Hey there
I reworked our runner structure and need some metrics to optimize resource assignment. My goal, is to have a dashboard, where I can allocate/group different statistics and, for example, get the load of certain jobs.
We have several hosts with a k3s cluster. Our argoCD deploys a set of gitlab runners with different properties to each cluster, using the official helm chart. The runners basic difference of these runners is using either docker or kubernetes executor to run the actual jobs. Additionally, we have a prometheus in each cluster, also deployed via helm and argoCD.
The gitlab-runner service monitor is enabled. The runner config (template) contains
...
service:
enabled: true
{{- if eq .executor "kubernetes" }}
annotations:
external-dns.alpha.kubernetes.io/hostname: "{{ .cluster }}-{{ .executor }}.{{ .location }}.something.cloud"
clusterIP: None
{{- end }}
{{ .additionalValues -}}
runners:
...
My idea, was to attach CI job variables to containers and then make prometheus collect these labels as the metrics’ label.

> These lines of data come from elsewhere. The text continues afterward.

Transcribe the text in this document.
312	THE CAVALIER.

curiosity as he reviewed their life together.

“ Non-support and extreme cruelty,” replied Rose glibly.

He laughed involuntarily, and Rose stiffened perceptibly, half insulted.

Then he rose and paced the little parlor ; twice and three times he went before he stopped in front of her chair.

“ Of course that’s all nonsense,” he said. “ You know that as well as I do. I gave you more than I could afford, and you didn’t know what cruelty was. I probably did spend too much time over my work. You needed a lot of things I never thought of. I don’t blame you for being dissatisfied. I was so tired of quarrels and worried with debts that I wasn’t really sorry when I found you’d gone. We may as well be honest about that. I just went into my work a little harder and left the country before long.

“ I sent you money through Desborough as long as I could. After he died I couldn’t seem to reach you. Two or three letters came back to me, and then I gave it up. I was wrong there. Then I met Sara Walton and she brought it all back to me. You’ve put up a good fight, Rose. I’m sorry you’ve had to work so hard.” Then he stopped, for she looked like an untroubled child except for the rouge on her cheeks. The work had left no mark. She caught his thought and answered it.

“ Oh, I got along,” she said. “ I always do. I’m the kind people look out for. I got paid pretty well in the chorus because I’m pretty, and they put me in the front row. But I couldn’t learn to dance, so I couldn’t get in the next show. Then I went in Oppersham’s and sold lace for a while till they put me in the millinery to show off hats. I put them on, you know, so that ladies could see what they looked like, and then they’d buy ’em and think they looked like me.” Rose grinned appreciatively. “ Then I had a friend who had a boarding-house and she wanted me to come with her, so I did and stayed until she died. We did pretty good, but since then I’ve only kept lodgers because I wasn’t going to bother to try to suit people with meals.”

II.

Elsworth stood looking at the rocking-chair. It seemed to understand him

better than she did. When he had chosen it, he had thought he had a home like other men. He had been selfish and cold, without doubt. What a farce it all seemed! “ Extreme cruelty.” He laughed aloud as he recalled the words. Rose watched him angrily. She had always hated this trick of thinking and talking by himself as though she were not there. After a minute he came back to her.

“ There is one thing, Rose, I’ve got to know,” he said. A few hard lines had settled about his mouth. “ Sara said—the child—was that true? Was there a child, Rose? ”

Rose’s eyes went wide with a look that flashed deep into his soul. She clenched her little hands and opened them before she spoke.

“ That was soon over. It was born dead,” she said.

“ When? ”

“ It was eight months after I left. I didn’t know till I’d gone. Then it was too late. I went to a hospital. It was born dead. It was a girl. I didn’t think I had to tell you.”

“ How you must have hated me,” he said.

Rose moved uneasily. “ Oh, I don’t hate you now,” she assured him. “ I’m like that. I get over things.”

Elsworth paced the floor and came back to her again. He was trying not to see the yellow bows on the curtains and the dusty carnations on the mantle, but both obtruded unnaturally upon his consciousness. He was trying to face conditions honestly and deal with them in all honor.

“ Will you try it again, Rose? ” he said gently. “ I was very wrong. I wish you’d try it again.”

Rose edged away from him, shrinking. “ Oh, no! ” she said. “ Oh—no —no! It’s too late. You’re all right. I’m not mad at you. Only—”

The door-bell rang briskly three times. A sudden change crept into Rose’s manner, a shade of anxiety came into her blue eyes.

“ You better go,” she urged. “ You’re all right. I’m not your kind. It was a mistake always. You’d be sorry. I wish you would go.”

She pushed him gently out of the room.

Then I can combine them to get metrics of a certain pipeline stage or similar.
This works just perfectly for docker executor jobs, using cadvisor (also deployed via the helm chart and argoCD) by having in the docker executer config.toml
...
[runners.docker.container_labels]
"com.gitlab.gitlab.runner.job.id" = "$CI_JOB_ID"
"com.gitlab.gitlab.runner.job.stage" = "$CI_JOB_STAGE"
"com.gitlab.gitlab.runner.job.name" = "$CI_JOB_NAME"
"com.gitlab.gitlab.runner.pipeline.url" = "$CI_PIPELINE_URL"
"com.gitlab.gitlab.runner.pipeline.name" = "$CI_PIPELINE_NAME"
"com.gitlab.gitlab.runner.project.path" = "$CI_PROJECT_PATH"
...
and the scrape config
prometheus:
server:
ingress:
enabled: true
hosts:
- prometheus.runnerhost.inhouse.something.cloud
# scrape the cadvisor for docker jobs
extraScrapeConfigs: |
- job_name: cadvisor
static_configs:
- targets:
- cadvisor.cadvisor.svc.cluster.local:8080
and an example promQL query
sum(
rate(
container_cpu_usage_seconds_total{
container_label_com_gitlab_gitlab_runner_job_id!="",
container_label_com_gitlab_gitlab_runner_job_name!=""
}
[$__rate_interval])
)
by (
container_label_com_gitlab_gitlab_runner_job_id,
)
* 100
I get all the metadata I need.
I hoped to achieve the same with the kubernetes executor and kubernetes-nodes-cadvisor, so I tried with pod_labels and pod_annotations
...
[runners.kubernetes.pod_annotations]
"job.runner.gitlab.com/stage" = "$CI_JOB_STAGE"
...
[runners.kubernetes.pod_labels]
"com.gitlab.gitlab.runner.job.stage" = "$CI_JOB_STAGE"
...
...
But metrics like the container_cpu_usage_seconds_total, coming from kubernetes-nodes-cadvisor job, do not contain labels, coming from annotations or labels attached to the executor pods. The actual pods however have the annotations/labels I defined.
I tried many different scrape configs. I tried some custom extraScrapeConfigs that should monitor pods, but I got 404s.
prometheus:
server:
...
serverFiles
prometheus.yml:
scrape_configs:
- job_name: 'kubernetes-nodes-cadvisor'
relabel_configs:
- action: labelmap
regex: __meta_kubernetes_(.*)_label_(.+)
- action: labelmap
regex: __meta_kubernetes_(.*)_annotation_(.+)
I also got 404s when I added
[runners.kubernetes.pod_annotations]
"prometheus.io/scrape" = "true"
"prometheus.io/path" = "metrics"
"prometheus.io/port" = "9252"
Any ideas, suggestions? I sure can provide more config details, didn’t want to bloat the first post.